This is a problem of Tennison Sheaf Theory Problem 2.1
"Let $I=[0,1]\subset R$, Show there is a unique(up to isomorphism) sheaf of abelian groups $F$ on $I$ with stalks:$F_0=F_1=Z, F_x=\{0\}$ for $x\in I-\{0,1\}$"
This is basically constructed from patching two skyscraper sheaves. Consider $F(U)=Z$, for either $0$ or $1\in U$, and $F(U)=0$, for anything else. This gives rise to $F$.
I think the problem can be simplified to consider non-trivial stalk at only 1 point and generalized to consider any number of closed points that are not limit points of each other.
If my proof is correct, then the statement can be relaxed to the following statement which should be wrong for sure.
Given any two sheaves $S,S'$ over $X$, if for all $x\in X$, $S_x= S'_x$, then $S\cong S'$.
Let $\Gamma(-,F)$ be the functor of sheaf of sections of sheaf space $(F,p,X)$ where $p:F\to X$. Let $L$ be the functor forming sheaf space $(LP,\pi, X)$ from presheaf $P$ where $\pi:LP\to X$ by projection.
It is clear that $\Gamma(-,LS)\cong S$ if $S$ is a sheaf.

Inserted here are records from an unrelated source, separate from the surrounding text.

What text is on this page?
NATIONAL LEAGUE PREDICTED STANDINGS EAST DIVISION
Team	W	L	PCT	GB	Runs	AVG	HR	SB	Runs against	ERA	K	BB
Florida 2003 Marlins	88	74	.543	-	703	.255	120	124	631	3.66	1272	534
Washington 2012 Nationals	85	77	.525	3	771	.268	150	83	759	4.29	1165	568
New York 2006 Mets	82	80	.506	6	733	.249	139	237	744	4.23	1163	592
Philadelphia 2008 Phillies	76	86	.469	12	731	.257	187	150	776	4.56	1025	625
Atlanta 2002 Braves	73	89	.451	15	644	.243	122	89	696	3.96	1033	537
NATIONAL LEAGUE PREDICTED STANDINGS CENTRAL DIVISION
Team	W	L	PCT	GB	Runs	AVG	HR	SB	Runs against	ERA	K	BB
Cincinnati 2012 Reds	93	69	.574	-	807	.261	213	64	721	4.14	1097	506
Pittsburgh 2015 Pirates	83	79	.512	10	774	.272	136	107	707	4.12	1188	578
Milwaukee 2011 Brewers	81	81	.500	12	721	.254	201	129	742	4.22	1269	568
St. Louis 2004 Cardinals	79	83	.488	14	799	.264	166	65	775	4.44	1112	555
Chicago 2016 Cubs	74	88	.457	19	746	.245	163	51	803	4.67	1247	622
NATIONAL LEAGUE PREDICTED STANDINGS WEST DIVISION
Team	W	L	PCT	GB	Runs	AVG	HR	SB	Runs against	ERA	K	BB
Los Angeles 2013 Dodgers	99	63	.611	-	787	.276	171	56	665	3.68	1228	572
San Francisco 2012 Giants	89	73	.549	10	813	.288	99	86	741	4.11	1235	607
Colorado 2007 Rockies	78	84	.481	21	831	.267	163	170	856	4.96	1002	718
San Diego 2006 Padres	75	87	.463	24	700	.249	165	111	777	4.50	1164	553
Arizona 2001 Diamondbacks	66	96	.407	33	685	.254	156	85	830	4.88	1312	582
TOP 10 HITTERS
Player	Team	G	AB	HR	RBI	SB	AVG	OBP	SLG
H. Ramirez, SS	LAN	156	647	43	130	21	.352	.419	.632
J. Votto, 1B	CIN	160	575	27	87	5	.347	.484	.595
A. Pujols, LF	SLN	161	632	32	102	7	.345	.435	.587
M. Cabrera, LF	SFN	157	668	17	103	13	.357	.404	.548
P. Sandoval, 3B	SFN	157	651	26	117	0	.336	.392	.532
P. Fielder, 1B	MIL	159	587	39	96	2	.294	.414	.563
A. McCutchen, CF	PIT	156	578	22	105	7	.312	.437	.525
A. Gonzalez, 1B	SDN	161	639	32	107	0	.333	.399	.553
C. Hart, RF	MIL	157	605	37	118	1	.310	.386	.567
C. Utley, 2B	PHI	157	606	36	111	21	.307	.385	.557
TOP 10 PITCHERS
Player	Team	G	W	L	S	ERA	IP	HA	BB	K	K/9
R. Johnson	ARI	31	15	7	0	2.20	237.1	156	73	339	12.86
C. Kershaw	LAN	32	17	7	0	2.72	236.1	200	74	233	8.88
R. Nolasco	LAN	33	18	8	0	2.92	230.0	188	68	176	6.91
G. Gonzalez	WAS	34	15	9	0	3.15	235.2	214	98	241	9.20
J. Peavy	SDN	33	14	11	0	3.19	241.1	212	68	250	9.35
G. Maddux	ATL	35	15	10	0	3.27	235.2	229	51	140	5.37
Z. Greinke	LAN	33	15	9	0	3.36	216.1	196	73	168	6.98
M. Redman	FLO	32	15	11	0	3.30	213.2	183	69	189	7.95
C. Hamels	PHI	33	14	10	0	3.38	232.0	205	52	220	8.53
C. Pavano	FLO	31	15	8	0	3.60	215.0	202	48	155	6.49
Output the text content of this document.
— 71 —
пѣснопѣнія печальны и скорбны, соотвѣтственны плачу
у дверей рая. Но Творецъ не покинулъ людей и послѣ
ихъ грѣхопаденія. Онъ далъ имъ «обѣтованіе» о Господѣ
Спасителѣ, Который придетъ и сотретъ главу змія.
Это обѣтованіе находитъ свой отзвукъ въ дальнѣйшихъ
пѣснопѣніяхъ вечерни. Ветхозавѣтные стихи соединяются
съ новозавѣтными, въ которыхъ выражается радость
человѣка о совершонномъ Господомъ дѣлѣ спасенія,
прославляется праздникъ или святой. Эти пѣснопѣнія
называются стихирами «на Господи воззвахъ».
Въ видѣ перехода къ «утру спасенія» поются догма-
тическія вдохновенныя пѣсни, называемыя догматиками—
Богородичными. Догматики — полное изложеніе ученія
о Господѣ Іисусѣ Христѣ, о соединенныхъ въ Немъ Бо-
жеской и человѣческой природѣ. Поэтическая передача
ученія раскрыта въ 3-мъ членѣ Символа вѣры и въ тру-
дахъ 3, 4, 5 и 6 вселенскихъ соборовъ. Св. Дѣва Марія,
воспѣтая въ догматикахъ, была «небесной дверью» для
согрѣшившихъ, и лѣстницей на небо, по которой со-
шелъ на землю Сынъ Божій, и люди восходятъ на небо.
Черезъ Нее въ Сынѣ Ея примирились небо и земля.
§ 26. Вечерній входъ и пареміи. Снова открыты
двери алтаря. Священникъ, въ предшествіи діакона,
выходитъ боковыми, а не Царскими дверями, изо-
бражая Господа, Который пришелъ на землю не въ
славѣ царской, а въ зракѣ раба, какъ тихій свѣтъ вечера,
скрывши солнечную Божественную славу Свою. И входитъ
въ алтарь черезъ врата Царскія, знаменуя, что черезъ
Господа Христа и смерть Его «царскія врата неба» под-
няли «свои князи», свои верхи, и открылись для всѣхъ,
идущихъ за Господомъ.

Let $S'$ be another sheaf over $X$ with same stalks as those of $S$. So we know $LS=LS'$ as $LS$ is disjoint union of all stalks. So $\Gamma(-,LS)=\Gamma(-,LS')$. So I conclude that $S\cong\Gamma(-,LS)=\Gamma(-,LS')\cong S'$ where the middle is just equality. So $S\cong S'$.
It seems that I can even say $LS\cong LS'$ as sheaf space isomorphism resulting in $\Gamma(-,LS)\cong\Gamma(-,LS')$. It is known that without prescribing the morphism $S\to S'$, even if the stalks are isomorphic, we are not guaranteed that $S\cong S'$.
- I am certain I have done something very wrong here. It would be kind that someone could point out my mistake.